I understand how you feel but if you and your boyfriend are sharing a home I suggest you treat her the way you would if your daughter was sick. Get medicine, the vaporizer or humidifier which ever she needs, make sure she is eating food that will make her feel better and make sure she has lots of liquids. You could have her lay down until she is better, which lessens that chance of anybody else getting sick, of course you can make sure dad does it if you are worried about getting sick. Make sure to have plenty of antibacterial wipes to keep everything clean as possible.

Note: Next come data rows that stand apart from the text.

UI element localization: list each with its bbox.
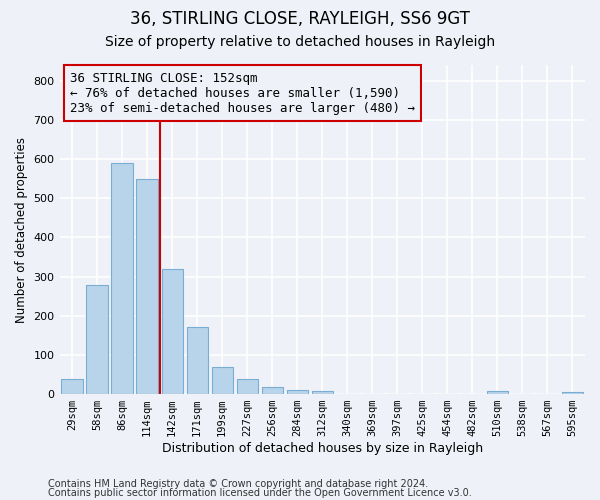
Bar (61, 379, 83, 394)
Bar (562, 392, 583, 394)
Text: 36 STIRLING CLOSE: 152sqm
← 76% of detached houses are smaller (1,590)
23% of se: 36 STIRLING CLOSE: 152sqm ← 76% of detac… (70, 72, 415, 114)
Bar (287, 390, 308, 394)
Bar (112, 163, 133, 394)
Bar (161, 268, 183, 394)
Y-axis label: Number of detached properties: Number of detached properties (15, 136, 28, 322)
Bar (86, 285, 108, 394)
Bar (487, 391, 508, 394)
Bar (311, 391, 333, 394)
Text: Contains public sector information licensed under the Open Government Licence v3: Contains public sector information licen… (48, 488, 472, 498)
Bar (236, 379, 258, 394)
Text: 36, STIRLING CLOSE, RAYLEIGH, SS6 9GT: 36, STIRLING CLOSE, RAYLEIGH, SS6 9GT (130, 10, 470, 28)
Bar (262, 387, 283, 394)
Bar (136, 178, 158, 394)
Bar (212, 368, 233, 394)
Text: Contains HM Land Registry data © Crown copyright and database right 2024.: Contains HM Land Registry data © Crown c… (48, 479, 428, 489)
Bar (187, 328, 208, 394)
Text: Size of property relative to detached houses in Rayleigh: Size of property relative to detached ho… (105, 35, 495, 49)
X-axis label: Distribution of detached houses by size in Rayleigh: Distribution of detached houses by size … (162, 442, 483, 455)
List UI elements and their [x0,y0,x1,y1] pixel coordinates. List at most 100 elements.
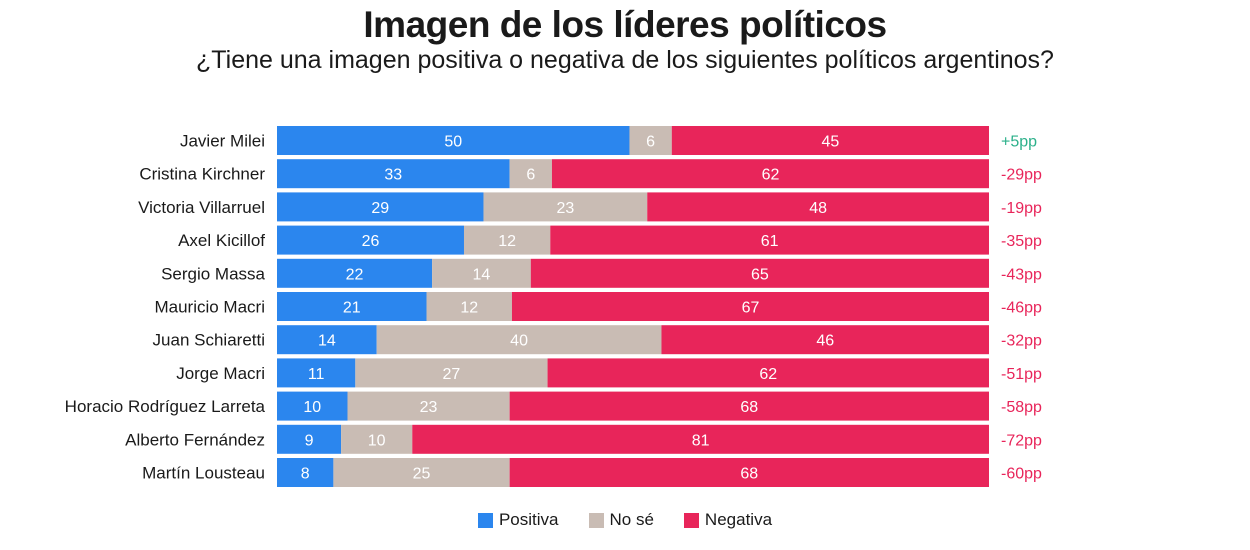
bar-negativa-victoria-villarruel [647,192,989,222]
bar-positiva-victoria-villarruel [277,192,484,222]
net-label-javier-milei: +5pp [1001,134,1037,151]
bar-positiva-horacio-rodriguez-larreta [277,391,348,421]
bar-no-se-mauricio-macri [426,292,512,321]
bar-negativa-alberto-fernandez [412,424,989,454]
value-label-negativa-jorge-macri: 62 [759,366,777,383]
value-label-negativa-juan-schiaretti: 46 [816,333,834,350]
value-label-no-se-axel-kicillof: 12 [498,233,516,250]
bar-positiva-jorge-macri [277,358,356,388]
legend-label-negativa: Negativa [704,510,773,529]
value-label-no-se-jorge-macri: 27 [443,366,461,383]
value-label-no-se-mauricio-macri: 12 [460,300,478,317]
bar-positiva-juan-schiaretti [277,325,377,355]
value-label-no-se-juan-schiaretti: 40 [510,333,528,350]
net-label-cristina-kirchner: -29pp [1001,167,1042,184]
bar-negativa-jorge-macri [547,358,989,388]
value-label-negativa-axel-kicillof: 61 [761,233,779,250]
value-label-no-se-cristina-kirchner: 6 [526,167,535,184]
value-label-negativa-cristina-kirchner: 62 [762,167,780,184]
bar-negativa-juan-schiaretti [661,325,989,355]
legend-label-positiva: Positiva [498,510,559,529]
category-label-martin-lousteau: Martín Lousteau [142,464,265,483]
bar-positiva-mauricio-macri [277,292,427,321]
value-label-no-se-horacio-rodriguez-larreta: 23 [420,399,438,416]
bar-positiva-alberto-fernandez [277,424,342,454]
category-label-alberto-fernandez: Alberto Fernández [125,430,265,449]
value-label-negativa-horacio-rodriguez-larreta: 68 [740,399,758,416]
legend-item-positiva: Positiva [477,510,559,530]
legend-swatch-negativa [683,512,699,528]
value-label-positiva-alberto-fernandez: 9 [305,432,314,449]
category-label-victoria-villarruel: Victoria Villarruel [138,198,265,217]
value-label-positiva-juan-schiaretti: 14 [318,333,336,350]
value-label-positiva-cristina-kirchner: 33 [384,167,402,184]
bar-no-se-javier-milei [629,126,672,155]
value-label-no-se-alberto-fernandez: 10 [368,432,386,449]
bar-negativa-sergio-massa [530,258,989,288]
value-label-no-se-javier-milei: 6 [646,134,655,151]
net-label-sergio-massa: -43pp [1001,266,1042,283]
net-label-juan-schiaretti: -32pp [1001,333,1042,350]
net-label-axel-kicillof: -35pp [1001,233,1042,250]
value-label-negativa-martin-lousteau: 68 [740,466,758,483]
bar-negativa-cristina-kirchner [551,159,989,189]
bar-no-se-alberto-fernandez [341,424,413,454]
bar-negativa-martin-lousteau [509,458,989,487]
value-label-positiva-jorge-macri: 11 [308,366,325,383]
bar-negativa-axel-kicillof [550,225,989,255]
category-label-juan-schiaretti: Juan Schiaretti [153,331,265,350]
category-label-mauricio-macri: Mauricio Macri [154,298,265,317]
chart-title: Imagen de los líderes políticos [363,4,887,45]
bar-positiva-cristina-kirchner [277,159,510,189]
bar-no-se-cristina-kirchner [509,159,552,189]
bar-no-se-horacio-rodriguez-larreta [347,391,510,421]
bar-positiva-sergio-massa [277,258,433,288]
chart-subtitle: ¿Tiene una imagen positiva o negativa de… [196,46,1054,74]
net-label-martin-lousteau: -60pp [1001,466,1042,483]
net-label-alberto-fernandez: -72pp [1001,432,1042,449]
value-label-positiva-mauricio-macri: 21 [343,300,361,317]
category-label-jorge-macri: Jorge Macri [176,364,265,383]
bar-no-se-juan-schiaretti [376,325,662,355]
category-label-javier-milei: Javier Milei [180,132,265,151]
value-label-no-se-martin-lousteau: 25 [413,466,431,483]
net-label-horacio-rodriguez-larreta: -58pp [1001,399,1042,416]
value-label-positiva-sergio-massa: 22 [346,266,364,283]
category-label-horacio-rodriguez-larreta: Horacio Rodríguez Larreta [65,397,266,416]
bar-no-se-jorge-macri [355,358,548,388]
value-label-negativa-sergio-massa: 65 [751,266,769,283]
category-label-axel-kicillof: Axel Kicillof [178,231,265,250]
value-label-no-se-sergio-massa: 14 [473,266,491,283]
value-label-positiva-axel-kicillof: 26 [362,233,380,250]
bar-no-se-axel-kicillof [463,225,551,255]
net-label-victoria-villarruel: -19pp [1001,200,1042,217]
value-label-positiva-javier-milei: 50 [444,134,462,151]
net-label-mauricio-macri: -46pp [1001,300,1042,317]
bar-no-se-victoria-villarruel [483,192,648,222]
value-label-negativa-alberto-fernandez: 81 [692,432,710,449]
legend: Positiva No sé Negativa [0,510,1250,530]
bar-negativa-javier-milei [671,126,989,155]
category-label-cristina-kirchner: Cristina Kirchner [139,165,265,184]
bar-negativa-mauricio-macri [511,292,989,321]
value-label-negativa-victoria-villarruel: 48 [809,200,827,217]
bar-no-se-sergio-massa [432,258,531,288]
value-label-positiva-victoria-villarruel: 29 [371,200,389,217]
bar-positiva-axel-kicillof [277,225,464,255]
value-label-negativa-mauricio-macri: 67 [742,300,760,317]
bar-positiva-martin-lousteau [277,458,334,487]
value-label-no-se-victoria-villarruel: 23 [556,200,574,217]
legend-label-no-se: No sé [609,510,654,529]
net-label-jorge-macri: -51pp [1001,366,1042,383]
legend-item-negativa: Negativa [683,510,773,530]
value-label-positiva-martin-lousteau: 8 [301,466,310,483]
legend-swatch-positiva [477,512,493,528]
legend-item-no-se: No sé [588,510,654,530]
category-label-sergio-massa: Sergio Massa [161,264,265,283]
bar-positiva-javier-milei [277,126,630,155]
legend-swatch-no-se [588,512,604,528]
bar-no-se-martin-lousteau [333,458,510,487]
value-label-negativa-javier-milei: 45 [821,134,839,151]
bar-negativa-horacio-rodriguez-larreta [509,391,989,421]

No one who is sick should come around a newborn. It is just common sense for an adult to stay away when sick so a child should be no different. Just explain to him that when it happens if his daughter is sick she should not be around your newborn. I would tell my own mother the same thing. You do not want to risk a newborn getting a cold which turns into pneumonia. I wouldnt make a huge deal of it now though since when the time comes she could be healthy! But i would stand my ground if she is sick when your baby is born. Not worth the risk in my mind. Especially since kids dont understand how contagious things are and just cough and sneeze wherever.

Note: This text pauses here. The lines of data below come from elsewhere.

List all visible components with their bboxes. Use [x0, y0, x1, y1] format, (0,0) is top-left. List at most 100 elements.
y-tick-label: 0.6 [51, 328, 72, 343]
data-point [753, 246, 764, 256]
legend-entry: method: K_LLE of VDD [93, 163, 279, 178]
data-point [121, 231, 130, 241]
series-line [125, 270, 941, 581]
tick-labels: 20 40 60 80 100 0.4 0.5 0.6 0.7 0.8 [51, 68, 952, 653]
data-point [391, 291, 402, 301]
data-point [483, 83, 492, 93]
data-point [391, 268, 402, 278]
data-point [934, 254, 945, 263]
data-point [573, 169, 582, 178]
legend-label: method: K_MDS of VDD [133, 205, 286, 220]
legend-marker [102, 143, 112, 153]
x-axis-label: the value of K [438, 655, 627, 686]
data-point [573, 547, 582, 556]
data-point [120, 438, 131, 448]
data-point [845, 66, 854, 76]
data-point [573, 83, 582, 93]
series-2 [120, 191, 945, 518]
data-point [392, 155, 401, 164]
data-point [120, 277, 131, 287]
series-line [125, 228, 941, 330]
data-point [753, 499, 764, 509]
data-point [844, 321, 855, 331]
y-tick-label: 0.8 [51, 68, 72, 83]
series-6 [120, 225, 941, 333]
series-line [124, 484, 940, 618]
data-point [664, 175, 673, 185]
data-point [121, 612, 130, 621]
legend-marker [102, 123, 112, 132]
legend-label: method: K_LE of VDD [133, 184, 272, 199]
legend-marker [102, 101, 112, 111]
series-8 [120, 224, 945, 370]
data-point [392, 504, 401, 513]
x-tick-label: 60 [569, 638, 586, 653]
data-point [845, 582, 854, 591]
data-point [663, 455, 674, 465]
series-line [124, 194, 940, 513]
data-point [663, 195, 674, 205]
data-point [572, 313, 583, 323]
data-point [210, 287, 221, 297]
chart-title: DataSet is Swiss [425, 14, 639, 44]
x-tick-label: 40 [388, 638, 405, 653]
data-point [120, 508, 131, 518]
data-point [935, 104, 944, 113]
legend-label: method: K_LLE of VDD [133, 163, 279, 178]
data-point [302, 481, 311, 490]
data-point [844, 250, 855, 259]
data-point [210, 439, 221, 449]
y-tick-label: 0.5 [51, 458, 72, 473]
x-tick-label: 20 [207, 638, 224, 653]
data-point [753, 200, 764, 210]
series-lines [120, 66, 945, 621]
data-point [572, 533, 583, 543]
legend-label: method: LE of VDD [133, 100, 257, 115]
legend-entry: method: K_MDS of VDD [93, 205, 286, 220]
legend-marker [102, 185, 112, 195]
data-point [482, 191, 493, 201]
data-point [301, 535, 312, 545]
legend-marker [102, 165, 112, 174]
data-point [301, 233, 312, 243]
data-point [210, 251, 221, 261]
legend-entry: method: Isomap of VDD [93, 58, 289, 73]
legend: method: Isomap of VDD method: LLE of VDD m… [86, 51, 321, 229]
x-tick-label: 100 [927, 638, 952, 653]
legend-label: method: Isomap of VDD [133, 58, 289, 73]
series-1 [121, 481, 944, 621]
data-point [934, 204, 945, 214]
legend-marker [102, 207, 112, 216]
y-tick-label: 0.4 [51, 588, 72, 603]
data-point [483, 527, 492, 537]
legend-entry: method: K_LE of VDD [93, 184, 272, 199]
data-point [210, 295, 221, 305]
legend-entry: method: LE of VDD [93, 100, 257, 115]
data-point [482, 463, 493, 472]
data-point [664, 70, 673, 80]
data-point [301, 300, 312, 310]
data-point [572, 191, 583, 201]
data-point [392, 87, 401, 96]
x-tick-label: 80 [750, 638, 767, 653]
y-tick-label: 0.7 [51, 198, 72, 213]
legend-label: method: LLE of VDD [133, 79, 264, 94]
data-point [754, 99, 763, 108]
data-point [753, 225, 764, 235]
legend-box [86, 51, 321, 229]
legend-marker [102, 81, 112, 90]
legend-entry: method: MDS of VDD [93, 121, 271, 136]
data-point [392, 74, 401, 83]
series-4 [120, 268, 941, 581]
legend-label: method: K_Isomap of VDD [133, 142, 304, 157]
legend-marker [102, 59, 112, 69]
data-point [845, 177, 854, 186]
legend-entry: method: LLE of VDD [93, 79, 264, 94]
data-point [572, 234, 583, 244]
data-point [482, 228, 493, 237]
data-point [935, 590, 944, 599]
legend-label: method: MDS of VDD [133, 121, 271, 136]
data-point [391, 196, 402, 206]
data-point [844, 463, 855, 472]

I'd be taking her to the doctors and getting meds or give each her a better diet. It's not a good sign that the child is always sick but she also could have a very weak immune system. Up her vitamins I guess hope for your sake your baby will have a stronger immune system.

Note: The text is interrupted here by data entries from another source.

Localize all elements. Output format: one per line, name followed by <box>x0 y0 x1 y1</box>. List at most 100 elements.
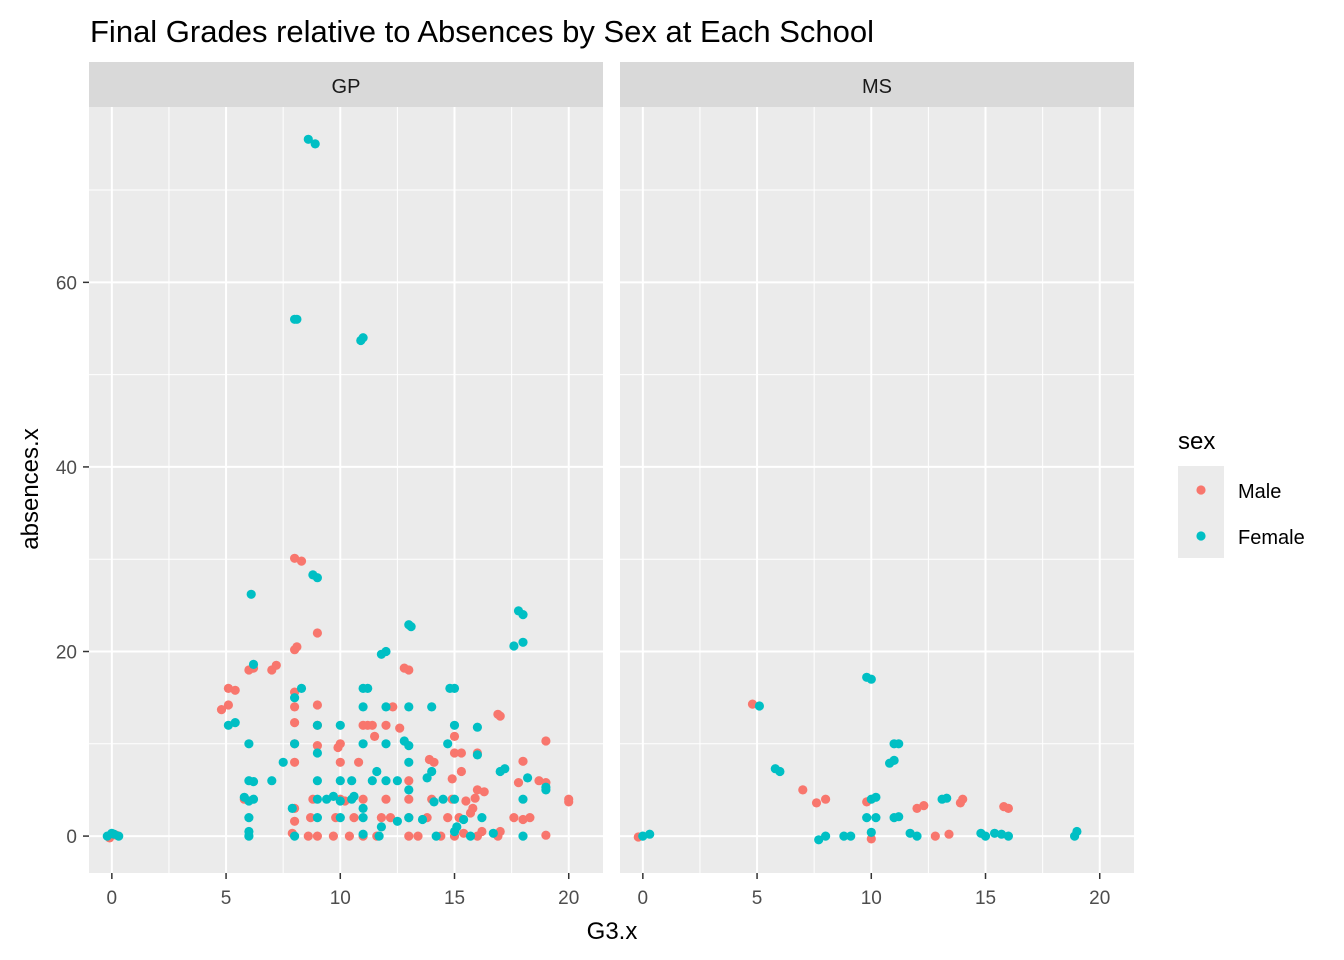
point-male <box>404 665 414 675</box>
point-female <box>518 831 528 841</box>
point-female <box>363 683 373 694</box>
point-female <box>312 720 322 730</box>
x-tick-label: 5 <box>752 888 763 909</box>
point-male <box>456 766 466 777</box>
point-female <box>248 777 259 787</box>
point-female <box>866 674 876 684</box>
point-female <box>417 814 428 825</box>
point-female <box>465 831 476 841</box>
point-male <box>370 731 380 742</box>
point-male <box>303 831 313 841</box>
point-female <box>518 610 528 620</box>
point-female <box>459 814 469 825</box>
point-female <box>449 720 460 730</box>
point-male <box>534 776 544 786</box>
x-axis-title: G3.x <box>587 918 638 945</box>
point-female <box>862 813 872 823</box>
facet-strip-label: GP <box>332 76 361 98</box>
point-male <box>525 813 535 823</box>
point-male <box>509 813 519 823</box>
point-female <box>871 813 881 823</box>
point-female <box>381 646 391 657</box>
point-female <box>358 813 368 823</box>
y-tick-label: 0 <box>66 827 77 848</box>
legend-key-female <box>1196 531 1206 541</box>
point-male <box>944 829 954 839</box>
point-female <box>404 813 414 823</box>
point-female <box>347 776 357 786</box>
point-female <box>1072 826 1082 837</box>
point-female <box>312 573 322 583</box>
point-female <box>312 813 322 823</box>
facet-strip <box>620 62 1134 107</box>
point-female <box>509 641 519 651</box>
point-male <box>958 794 968 804</box>
point-male <box>821 794 831 804</box>
x-tick-label: 10 <box>330 888 351 909</box>
point-female <box>335 813 345 823</box>
point-male <box>518 814 528 825</box>
point-female <box>392 776 402 786</box>
point-male <box>429 757 439 767</box>
point-female <box>278 757 288 767</box>
point-female <box>312 748 322 758</box>
point-female <box>541 782 551 792</box>
point-female <box>894 739 904 749</box>
point-female <box>821 831 831 841</box>
x-tick-label: 15 <box>444 888 465 909</box>
point-male <box>335 739 345 749</box>
point-male <box>459 828 469 838</box>
legend-key-background <box>1178 466 1224 558</box>
point-female <box>310 139 320 149</box>
point-female <box>1003 831 1014 841</box>
point-female <box>290 831 300 841</box>
point-male <box>290 757 300 767</box>
point-female <box>267 776 277 786</box>
point-female <box>335 796 345 806</box>
x-tick-label: 5 <box>221 888 232 909</box>
point-female <box>381 702 391 712</box>
point-male <box>354 757 364 767</box>
point-male <box>312 700 322 710</box>
point-male <box>388 702 398 712</box>
point-male <box>344 831 354 841</box>
point-female <box>303 134 313 144</box>
point-male <box>541 830 551 840</box>
point-male <box>216 705 227 715</box>
point-male <box>447 774 457 784</box>
point-male <box>747 699 758 709</box>
point-male <box>296 556 307 566</box>
point-female <box>381 776 391 786</box>
point-female <box>356 335 366 346</box>
point-female <box>477 813 487 823</box>
point-female <box>290 739 300 749</box>
point-female <box>290 693 300 703</box>
point-male <box>495 826 505 837</box>
point-male <box>230 685 240 695</box>
point-male <box>381 720 391 730</box>
point-female <box>905 828 915 838</box>
point-male <box>290 553 300 563</box>
point-male <box>312 628 322 638</box>
point-male <box>477 826 487 837</box>
point-female <box>404 741 414 751</box>
facet-strip-label: MS <box>862 76 892 98</box>
point-male <box>404 776 414 786</box>
point-male <box>376 813 386 823</box>
point-male <box>413 831 423 841</box>
point-male <box>223 700 233 710</box>
x-tick-label: 20 <box>1089 888 1110 909</box>
point-male <box>930 831 940 841</box>
point-female <box>472 722 482 732</box>
point-female <box>980 831 991 841</box>
point-male <box>470 793 480 803</box>
point-male <box>404 794 414 804</box>
point-female <box>404 757 414 767</box>
point-female <box>367 776 377 786</box>
point-male <box>443 813 453 823</box>
point-female <box>292 314 302 324</box>
point-female <box>381 739 391 749</box>
point-female <box>244 831 254 841</box>
y-tick-label: 60 <box>56 273 77 294</box>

I would say that if I were in the situation (and I kind of am as far as having 3 stepdaughters), just start telling EVERYONE (your parents, your boyfriends parents, your boyfriend, friends and any other family members that may come around the baby) that anyone with a fever, runny nose or cough won't be allowed around your baby. If someone must be around the baby (your boyfriends daughter specifically) and they are sick, make them wear a mask and use lots and lots of soap and/or hand sanitizer. You can't be too cautious about a baby's health, especially a newborn. I wouldn't wait until the last minute to discuss it with your boyfriend either. If it's a subject that's likely to upset him, you're going to have to put you foot down and he's going to need time to accept it. You are the mother of the child and you have the right to protect it.
She should be treated as your child too. She shouldn't be kept from her father because shes sick!... all kids get sick if they're around other kids. Your precious baby isn't any better or more precious to him or shouldn't be anyway- get over yourself! Teach her not to touch the baby if shes sick and wash her hands... she sould be treated as if she is part of your family and as an older sibling.... because wether you like it or not.... she is.
I agree with Lanyb. She is part of your family too and its not her fault she gets sick. Try to teach good hygiene to help it from spreading to the baby, but its not bad if the baby gets a cold. It helps build their immune system.